- Etymology: Indigenous: chain of lagoons in the area

Location
- Country: Australia
- State: Queensland
- Region: North Queensland

Physical characteristics
- Source: Leichhardt Range
- • location: below Bunkers Hill
- • coordinates: 19°58′52″S 146°56′47″E﻿ / ﻿19.98111°S 146.94639°E
- • elevation: 224 m (735 ft)
- Mouth: Bowling Green Bay, Coral Sea
- • coordinates: 19°25′09″S 147°15′07″E﻿ / ﻿19.41917°S 147.25194°E
- • elevation: 0 m (0 ft)
- Length: 109 km (68 mi)
- Basin size: 1,831 km^{2} (707 sq mi) to 1,210.8 km^{2} (467.5 sq mi)
- • location: Near mouth
- • average: 5.64 m^{3}/s (199 cu ft/s) to 8.6 m^{3}/s (270 GL/a)

= Barratta Creek =

Creek in North Queensland, Australia

The Barratta Creek is a creek in North Queensland, Australia.

The headwaters of the creek rise below Bunkers Hill in the Leichhardt Range in the Great Dividing Range and flow in a north easterly direction.
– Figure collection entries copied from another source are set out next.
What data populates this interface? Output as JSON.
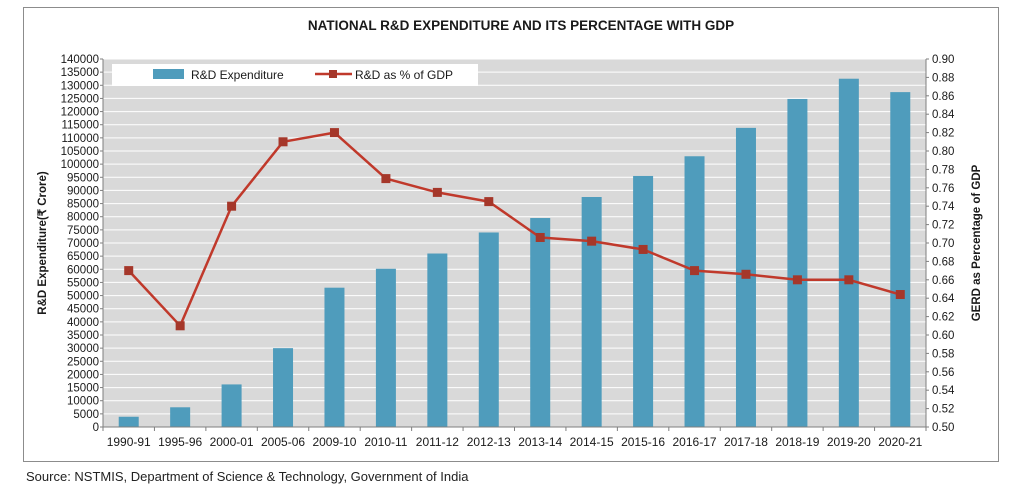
{
  "source_note": "Source: NSTMIS, Department of Science & Technology, Government of India",
  "colors": {
    "bar": "#4f9cbc",
    "line": "#c0392b",
    "marker": "#a5372a",
    "plot_bg": "#d9d9d9",
    "grid": "#ffffff"
  },
  "chart_data": {
    "type": "bar",
    "title": "NATIONAL R&D EXPENDITURE AND ITS PERCENTAGE WITH GDP",
    "ylabel": "R&D Expenditure(₹ Crore)",
    "y2label": "GERD as Percentage of GDP",
    "xlabel": "",
    "legend_position": "top-left",
    "categories": [
      "1990-91",
      "1995-96",
      "2000-01",
      "2005-06",
      "2009-10",
      "2010-11",
      "2011-12",
      "2012-13",
      "2013-14",
      "2014-15",
      "2015-16",
      "2016-17",
      "2017-18",
      "2018-19",
      "2019-20",
      "2020-21"
    ],
    "ylim": [
      0,
      140000
    ],
    "yticks": [
      "0",
      "5000",
      "10000",
      "15000",
      "20000",
      "25000",
      "30000",
      "35000",
      "40000",
      "45000",
      "50000",
      "55000",
      "60000",
      "65000",
      "70000",
      "75000",
      "80000",
      "85000",
      "90000",
      "95000",
      "100000",
      "105000",
      "110000",
      "115000",
      "120000",
      "125000",
      "130000",
      "135000",
      "140000"
    ],
    "y2lim": [
      0.5,
      0.9
    ],
    "y2ticks": [
      "0.50",
      "0.52",
      "0.54",
      "0.56",
      "0.58",
      "0.60",
      "0.62",
      "0.64",
      "0.66",
      "0.68",
      "0.70",
      "0.72",
      "0.74",
      "0.76",
      "0.78",
      "0.80",
      "0.82",
      "0.84",
      "0.86",
      "0.88",
      "0.90"
    ],
    "series": [
      {
        "name": "R&D Expenditure",
        "type": "bar",
        "axis": "left",
        "values": [
          3900,
          7500,
          16200,
          30000,
          53000,
          60200,
          66000,
          74000,
          79500,
          87500,
          95500,
          103000,
          113800,
          124800,
          132500,
          127400
        ]
      },
      {
        "name": "R&D as % of GDP",
        "type": "line",
        "axis": "right",
        "values": [
          0.67,
          0.61,
          0.74,
          0.81,
          0.82,
          0.77,
          0.755,
          0.745,
          0.706,
          0.702,
          0.693,
          0.67,
          0.666,
          0.66,
          0.66,
          0.644
        ]
      }
    ]
  }
}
The creek continues through mostly uninhabited country past Woodhouse Mountain travelling almost parallel with the Haughton River eventually crossing the Bruce Highway and entering the Bowling Green Bay Conservation Park then discharging into Bowling Green Bay near Jerona, before flowing into the Coral Sea. The river descends 224 m over its 109 km course.

The catchment area of the creek occupies an 1831 km2, of which an area of 173 km2 is composed of estuarine wetlands. The mean annual flow of the creek is 178 GL. The riparian habitat of the catchment, particularly the northern end, has declined since the 1970s as a result of clearing of the floodplain forest to plant sugarcane. Most of the catchment area is still used for pastoralism, particularly grazing land for cattle.

The name of the creek is thought to be derived from the local Aboriginal dialect from the name for a chain of lagoons found in the area.